Traditional approaches to project delivery often assume stability: fixed scope, fixed deadlines and fixed resources. When teams cannot adapt, services risk delivering late, over budget or not meeting people’s needs.
These are often called ‘waterfall’ projects, where everything is planned up front and delivered at the end.
Agile delivery is an approach to project management where teams break work into smaller pieces and deliver in short cycles.
This avoids delivering services that are inaccessible, outdated or do not meet user needs - helping teams design and build services that respond to change, meet real needs and improve over time.

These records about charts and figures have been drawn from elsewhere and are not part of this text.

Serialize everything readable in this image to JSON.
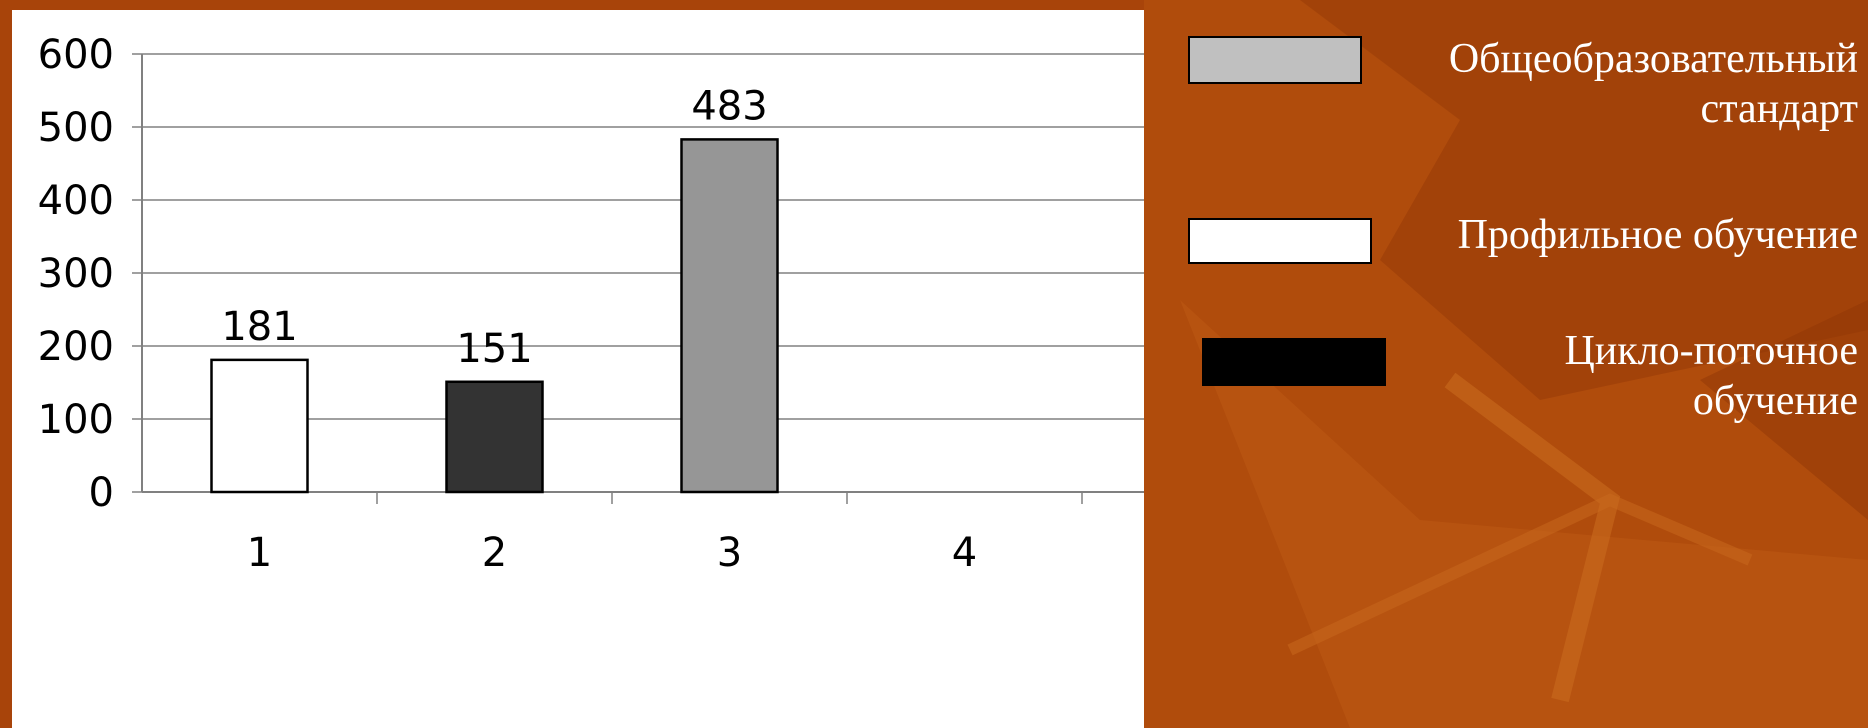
{
  "colors": {
    "background": "#a8440a",
    "plot_area": "#ffffff",
    "grid": "#808080",
    "legend_text": "#ffffff"
  },
  "chart_data": {
    "type": "bar",
    "categories": [
      "1",
      "2",
      "3",
      "4"
    ],
    "values": [
      181,
      151,
      483,
      null
    ],
    "bar_colors": [
      "#ffffff",
      "#333333",
      "#969696",
      null
    ],
    "data_labels": [
      "181",
      "151",
      "483",
      ""
    ],
    "y_ticks": [
      "0",
      "100",
      "200",
      "300",
      "400",
      "500",
      "600"
    ],
    "ylim": [
      0,
      600
    ],
    "grid": true,
    "title": "",
    "xlabel": "",
    "ylabel": "",
    "legend_position": "right",
    "legend": [
      {
        "label": "Общеобразовательный стандарт",
        "line1": "Общеобразовательный",
        "line2": "стандарт",
        "color": "#c0c0c0"
      },
      {
        "label": "Профильное обучение",
        "line1": "Профильное обучение",
        "line2": "",
        "color": "#ffffff"
      },
      {
        "label": "Цикло-поточное обучение",
        "line1": "Цикло-поточное",
        "line2": "обучение",
        "color": "#000000"
      }
    ]
  }
}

Understanding agile delivery
Agile delivery is more than a method. It’s a mindset, supported by principles and practical techniques.
It empowers teams to:
- work collaboratively across professions
- deliver value early and often
- learn as they go and adjust course
- work openly and share progress to build alignment and trust
It’s not about rigid frameworks or ceremonies. It’s about creating public value early, often and with purpose.

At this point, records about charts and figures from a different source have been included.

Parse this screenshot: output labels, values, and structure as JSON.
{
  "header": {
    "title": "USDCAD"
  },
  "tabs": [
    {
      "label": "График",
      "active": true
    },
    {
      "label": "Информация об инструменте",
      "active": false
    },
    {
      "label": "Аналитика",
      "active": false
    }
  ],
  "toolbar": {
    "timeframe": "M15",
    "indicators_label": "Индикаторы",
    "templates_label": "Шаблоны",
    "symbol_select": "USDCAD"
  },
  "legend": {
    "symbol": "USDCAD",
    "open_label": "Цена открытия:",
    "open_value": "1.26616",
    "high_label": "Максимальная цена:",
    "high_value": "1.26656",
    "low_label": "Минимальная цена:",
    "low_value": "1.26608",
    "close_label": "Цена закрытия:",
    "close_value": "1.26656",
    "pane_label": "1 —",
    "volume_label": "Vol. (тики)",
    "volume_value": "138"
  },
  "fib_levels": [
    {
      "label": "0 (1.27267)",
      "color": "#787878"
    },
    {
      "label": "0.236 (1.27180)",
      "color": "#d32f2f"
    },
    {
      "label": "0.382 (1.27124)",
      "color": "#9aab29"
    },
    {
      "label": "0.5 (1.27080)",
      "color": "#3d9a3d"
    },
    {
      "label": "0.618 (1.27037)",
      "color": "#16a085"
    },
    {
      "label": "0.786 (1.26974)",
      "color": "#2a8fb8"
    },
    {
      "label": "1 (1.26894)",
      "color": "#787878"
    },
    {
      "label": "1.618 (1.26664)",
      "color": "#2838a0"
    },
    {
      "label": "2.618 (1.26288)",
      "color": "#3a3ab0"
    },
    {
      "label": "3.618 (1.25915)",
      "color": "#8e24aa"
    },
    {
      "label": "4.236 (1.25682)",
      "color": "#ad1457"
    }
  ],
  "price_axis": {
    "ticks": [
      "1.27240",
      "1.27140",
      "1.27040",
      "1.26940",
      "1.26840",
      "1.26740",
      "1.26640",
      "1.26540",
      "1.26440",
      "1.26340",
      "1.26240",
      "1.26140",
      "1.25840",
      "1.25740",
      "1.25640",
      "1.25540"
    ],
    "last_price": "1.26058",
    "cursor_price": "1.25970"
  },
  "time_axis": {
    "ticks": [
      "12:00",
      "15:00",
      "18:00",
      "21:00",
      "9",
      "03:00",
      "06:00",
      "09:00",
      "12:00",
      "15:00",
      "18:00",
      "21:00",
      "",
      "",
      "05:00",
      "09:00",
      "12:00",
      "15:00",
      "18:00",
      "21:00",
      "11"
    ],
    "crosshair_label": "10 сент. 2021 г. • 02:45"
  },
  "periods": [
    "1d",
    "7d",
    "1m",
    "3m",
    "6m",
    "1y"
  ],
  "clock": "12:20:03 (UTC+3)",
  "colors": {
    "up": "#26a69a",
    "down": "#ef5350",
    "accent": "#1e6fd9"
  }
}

Core ideas of agile delivery
Agile reduces risks by breaking work into small, testable steps instead of investing heavily in a predefined solution.
Some core ideas include:
- start small and test early before committing major resources
- break projects into manageable phases
- focus on understanding the problem before investing in a solution
- measure success by value delivered to users
- think in outcomes rather than outputs
- adapt continuously based on evidence from research, feedback and data
- work in the open so others can see, learn and contribute
Start small and build momentum
You do not need a large transformation programme to begin. Start with practices that fit your context, such as:
- run short discovery activities to understand the problem before building solutions
- use simple agile methods to document and prioritise your work and make it visible
- build simple prototypes to test your ideas with users for feedback
- share early drafts, prototypes or metrics with colleagues and stakeholders
- hold short, regular check-ins to align the team
Over time, you can add more structured methods such as sprints, retrospectives or backlog refinement. The aim is to build habits of experimentation and reflection.
Common misunderstandings
Agile delivery is sometimes misunderstood. Some common misunderstandings include:
- thinking agile means no planning: agile teams plan all the time, but flexibly and in smaller cycles
- assuming agile only works for IT: agile principles apply to policy design, service design and operations too
- treating agile as following Scrum or Kanban by the book: agile is broader, about mindset and behaviours
Examples in practice
Agile delivery is widely used in digital services across government but its principles apply more broadly.
For example:
- a benefits application service can start with a simple prototype tested by a small group of users, rather than waiting months for a full system build
- a local authority website redesign can release changes page by page, learning from analytics and user feedback as it grows
- a policy team can publish early drafts, share evidence, and iterate the policy in the open, instead of working behind closed doors until sign-off
This approach helps teams:
- avoid large up-front investments in the wrong solution
- stay aligned with user needs and policy goals
- build trust with leaders and stakeholders through regular evidence of progress
For leaders, it means you do not need to wait until the end to see if a project succeeds. Services improve continuously, giving you evidence to guide funding, policy and organisational decisions.